Italian wine is a reflection of the country’s politics, equally fascinating and frustrating.
For a long time after the devastation of the Second World War Italy’s wines struggled to be taken seriously and winemakers simply didn’t have the money to make much improvement or invest in new equipment.
Winemakers were also not helped by bizarre rules and restrictions such as the stipulation that Chianti vineyards should contain some (white) Trebbiano.
Trebbiano had been used after the war to bulk out the red wines but it never added anything other than dilution to the final blend of what is, after all, one of the world’s most famous red wines.
Thankfully enough winemakers ignored rules such as this and the rules were changed in the 1990s, with a certain confidence also seeming to emerge.
Certainly there are still tanker loads of bland Pinot Grigio and Montepulciano being produced but even these grapes can be interesting if you find the right producer.
The wines of the South have come to the fore with many an interesting Nero d’Avola, Aglianico and Fiano for sale and more famous names such as Amarone and Barolo now fetch high prices.
Barolo is busily defining zones these days so soon you will be expected to know some of the better vineyard sites just as you would the Grand Cru vineyards in Burgundy.
Sadly this will also probably mean more expensive wines at the top end (as if Barolo wasn’t expensive enough!).
Older grape varieties are being revived with companies like Masi in the Veneto experimenting with grapes like Oseletta, an ancient densely textured and flavoured variety which adds an extra dimension to many of their better wines.
Watch for grapes such as Refosco Bonardo and Teroldego and for Grillo, Grechetto and Gaglioppo and be open to the more obscure and you will generally be rewarded.
All my wine recommendations this week are from less well known regions and are a mix of old favourites and new finds.
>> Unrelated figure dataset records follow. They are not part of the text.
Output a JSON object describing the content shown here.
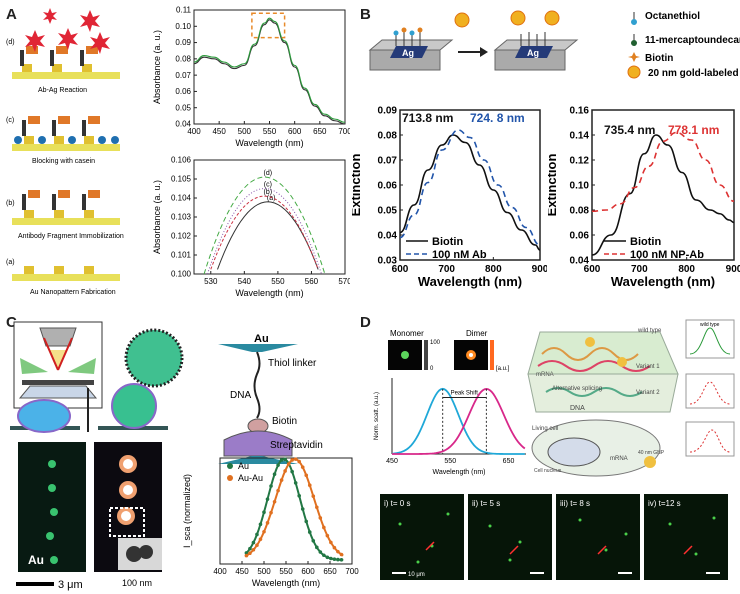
{
  "panels": {
    "A": {
      "label": "A",
      "steps": [
        {
          "tag": "(d)",
          "caption": "Ab-Ag Reaction"
        },
        {
          "tag": "(c)",
          "caption": "Blocking with casein"
        },
        {
          "tag": "(b)",
          "caption": "Antibody Fragment Immobilization"
        },
        {
          "tag": "(a)",
          "caption": "Au Nanopattern Fabrication"
        }
      ]
    },
    "B": {
      "label": "B",
      "schematic": {
        "substrate": "Ag"
      },
      "legend": [
        "Octanethiol",
        "11-mercaptoundecanoic acid",
        "Biotin",
        "20 nm gold-labeled anti-biotin"
      ]
    },
    "C": {
      "label": "C",
      "linker": {
        "top": "Au",
        "thiol": "Thiol linker",
        "dna": "DNA",
        "biotin": "Biotin",
        "strep": "Streptavidin"
      },
      "image_labels": {
        "au": "Au",
        "scale1": "3 μm",
        "scale2": "100 nm"
      }
    },
    "D": {
      "label": "D",
      "inset": {
        "monomer": "Monomer",
        "dimer": "Dimer",
        "scale_top": "100",
        "scale_bot": "0",
        "unit": "[a.u.]"
      },
      "right_labels": {
        "wild": "wild type",
        "splice": "Alternative splicing",
        "variant1": "Variant 1",
        "variant2": "Variant 2",
        "mrna": "mRNA",
        "dna": "DNA",
        "cell": "Living cell",
        "nucleus": "Cell nucleus",
        "gnp": "40 nm GNP",
        "mrna2": "mRNA"
      },
      "frames": [
        "i) t= 0 s",
        "ii) t= 5 s",
        "iii) t= 8 s",
        "iv) t=12 s"
      ],
      "frame_scale": "10 μm"
    }
  },
  "chart_data": [
    {
      "id": "A-top",
      "type": "line",
      "xlabel": "Wavelength (nm)",
      "ylabel": "Absorbance (a. u.)",
      "xlim": [
        400,
        700
      ],
      "ylim": [
        0.04,
        0.11
      ],
      "xticks": [
        400,
        450,
        500,
        550,
        600,
        650,
        700
      ],
      "yticks": [
        0.04,
        0.05,
        0.06,
        0.07,
        0.08,
        0.09,
        0.1,
        0.11
      ],
      "series": [
        {
          "name": "(a)",
          "color": "#333333",
          "x": [
            400,
            420,
            440,
            460,
            480,
            500,
            520,
            540,
            550,
            560,
            580,
            600,
            620,
            640,
            660,
            680,
            700
          ],
          "y": [
            0.077,
            0.081,
            0.08,
            0.077,
            0.074,
            0.076,
            0.088,
            0.101,
            0.104,
            0.102,
            0.09,
            0.075,
            0.061,
            0.051,
            0.045,
            0.042,
            0.04
          ]
        },
        {
          "name": "(d)",
          "color": "#2a9a3a",
          "x": [
            400,
            420,
            440,
            460,
            480,
            500,
            520,
            540,
            550,
            560,
            580,
            600,
            620,
            640,
            660,
            680,
            700
          ],
          "y": [
            0.078,
            0.082,
            0.081,
            0.078,
            0.075,
            0.077,
            0.089,
            0.102,
            0.105,
            0.103,
            0.091,
            0.076,
            0.062,
            0.052,
            0.046,
            0.043,
            0.041
          ]
        }
      ]
    },
    {
      "id": "A-bottom",
      "type": "line",
      "xlabel": "Wavelength (nm)",
      "ylabel": "Absorbance (a. u.)",
      "xlim": [
        525,
        570
      ],
      "ylim": [
        0.1,
        0.106
      ],
      "xticks": [
        530,
        540,
        550,
        560,
        570
      ],
      "yticks": [
        0.1,
        0.101,
        0.102,
        0.103,
        0.104,
        0.105,
        0.106
      ],
      "series": [
        {
          "name": "(a)",
          "color": "#333333",
          "peak": 0.1038,
          "center": 547,
          "halfwidth": 15.5
        },
        {
          "name": "(b)",
          "color": "#cc3344",
          "peak": 0.1041,
          "center": 546,
          "halfwidth": 16.5
        },
        {
          "name": "(c)",
          "color": "#8855aa",
          "peak": 0.1045,
          "center": 546,
          "halfwidth": 17
        },
        {
          "name": "(d)",
          "color": "#44aa44",
          "peak": 0.1051,
          "center": 546,
          "halfwidth": 18
        }
      ]
    },
    {
      "id": "B-left",
      "type": "line",
      "xlabel": "Wavelength (nm)",
      "ylabel": "Extinction",
      "xlim": [
        600,
        900
      ],
      "ylim": [
        0.03,
        0.09
      ],
      "xticks": [
        600,
        700,
        800,
        900
      ],
      "yticks": [
        0.03,
        0.04,
        0.05,
        0.06,
        0.07,
        0.08,
        0.09
      ],
      "annotations": [
        "713.8 nm",
        "724. 8 nm"
      ],
      "series": [
        {
          "name": "Biotin",
          "color": "#111111",
          "dash": false,
          "x": [
            600,
            630,
            660,
            690,
            713.8,
            740,
            770,
            800,
            830,
            860,
            890,
            900
          ],
          "y": [
            0.041,
            0.052,
            0.066,
            0.076,
            0.08,
            0.077,
            0.068,
            0.058,
            0.049,
            0.042,
            0.036,
            0.034
          ]
        },
        {
          "name": "100 nM Ab",
          "color": "#2255aa",
          "dash": true,
          "x": [
            600,
            630,
            660,
            690,
            724.8,
            750,
            780,
            810,
            840,
            870,
            900
          ],
          "y": [
            0.039,
            0.048,
            0.061,
            0.074,
            0.082,
            0.079,
            0.07,
            0.06,
            0.051,
            0.043,
            0.036
          ]
        }
      ]
    },
    {
      "id": "B-right",
      "type": "line",
      "xlabel": "Wavelength (nm)",
      "ylabel": "Extinction",
      "xlim": [
        600,
        900
      ],
      "ylim": [
        0.04,
        0.16
      ],
      "xticks": [
        600,
        700,
        800,
        900
      ],
      "yticks": [
        0.04,
        0.06,
        0.08,
        0.1,
        0.12,
        0.14,
        0.16
      ],
      "annotations": [
        "735.4 nm",
        "778.1 nm"
      ],
      "series": [
        {
          "name": "Biotin",
          "color": "#111111",
          "dash": false,
          "x": [
            600,
            640,
            680,
            710,
            735.4,
            760,
            790,
            820,
            850,
            870,
            890,
            900
          ],
          "y": [
            0.044,
            0.06,
            0.093,
            0.125,
            0.14,
            0.132,
            0.11,
            0.088,
            0.08,
            0.077,
            0.072,
            0.07
          ]
        },
        {
          "name": "100 nM NP-Ab",
          "color": "#dd3333",
          "dash": true,
          "x": [
            600,
            630,
            660,
            690,
            720,
            750,
            778.1,
            810,
            840,
            870,
            900
          ],
          "y": [
            0.079,
            0.08,
            0.085,
            0.098,
            0.115,
            0.135,
            0.142,
            0.136,
            0.12,
            0.1,
            0.087
          ]
        }
      ]
    },
    {
      "id": "C-plot",
      "type": "scatter",
      "xlabel": "Wavelength (nm)",
      "ylabel": "I_sca (normalized)",
      "xlim": [
        400,
        700
      ],
      "ylim": [
        0,
        1.05
      ],
      "xticks": [
        400,
        450,
        500,
        550,
        600,
        650,
        700
      ],
      "legend": [
        "Au",
        "Au-Au"
      ],
      "series": [
        {
          "name": "Au",
          "color": "#227744",
          "center": 545,
          "width": 52,
          "x0": 460,
          "x1": 680
        },
        {
          "name": "Au-Au",
          "color": "#e07020",
          "center": 570,
          "width": 62,
          "x0": 460,
          "x1": 680
        }
      ]
    },
    {
      "id": "D-inset",
      "type": "line",
      "xlabel": "Wavelength (nm)",
      "ylabel": "Norm. scatt. (a.u.)",
      "xlim": [
        450,
        680
      ],
      "ylim": [
        0,
        1.05
      ],
      "xticks": [
        450,
        550,
        650
      ],
      "annotations": [
        "Peak Shift"
      ],
      "series": [
        {
          "name": "Monomer",
          "color": "#1fa8d8",
          "center": 537,
          "width": 38
        },
        {
          "name": "Dimer",
          "color": "#d8288a",
          "center": 612,
          "width": 42
        }
      ]
    }
  ]
}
A few years ago it would not have been wise to take a risk on an Italian wine you had never heard of but thankfully that time is largely gone.
BEST VALUE UNDER €15
Ciu Ciu Piceno, Bacchus 2013, Italy — €12.95
Stockist: Wines Direct Mullingar and Arnotts Dublin, winesdirect.ie
The Marche in Eastern Central Italy is one of the less well-known Italian regions and Rosso Piceno is the main wine you will find here in Ireland — generally a blend of Sangiovese and Montepulciano. This wine is frequently on restaurant menus and I almost always order it as I love its ripe juicy fruits and easy going style. Charming and great value.
Ciello Bianco Terre Siciliane, IGP, Italy — €11.99-12.49
Stockists: World Wide Wines Waterford, Green Man Wines Terenure, Le Caveau Kilkenny www.lecaveau.ie
Made from organic Catarrato grapes grown in the high hills above Alcamo in Sicily this is remarkably fresh and ripe with sweet pear and honeysuckle aromas and a clean fresh palate this is remarkably good value and with enough character to be drunk on its own or with light pasta or seafood dishes.
Bella Modella La Farfalla Pinot Grigio, Umbria, Italy — 11.99
Stockists: Curious Wines Naas and Cork, Red Nose Wines Clonmel
A reader recently asked me to recommend an inexpensive Pinot Grigio that had some flavour — a difficult task as PG’s lightness of touch is what people like about it. This is young (2015) and fresh with some bright peach and apple aromas and a lovely bright palate with some lingering green apple peel character.
BEST VALUE OVER €15
Loredan Gasparini Cabernet Sauvignon, Italy — €17.95
Stockists: J.J O’Driscolls, Ballinlough, Ardkean Quality Foodstore, Karwigs Carrigaline www.karwigwines.ie
From a vineyard around 50km north of Venice this estate was once owned by the Doge of Venice and is also the source of one of Italy’s few Malbecs (recommended here a year or two ago). Ripe pungent black fruits with an earthy touch and a subtle goût de terroir and some vanilla and blackcurrant on the finish — this will stand up well to spicy and barbecue meats.
Villamedoro Montepulciano d’Abruzzo, Italy — €16.50
Stockists: Wines Direct www.WinesDirect.ie, Mullingar and Dublin
Montepulciano is the ripe fruity workhorse red grape of Abruzzo and much of Eastern Central Italy (Molise, Marche). There are oceans of light thin versions in the pizza restaurants of the world but in good examples like here, it has supple tannins, fleshy black plum fruits with spice and fruit character.
Leone de Castris Salice Salentino Reserva, Puglia, Italy — €20.99
Stockists: JJ O’Driscolls, World Wide Wines, Vintry, Gibneys Malahide, McCambridge’s
As you head south to the toe of Italy the grape varieties change and you find Negoramaro, Primitivo and Malvasia Nera which in the hot sun here take on a dried fruit character. This is packed with spicy southern Italian fruits with dried cherries and hints of muscatel raisins and prunes.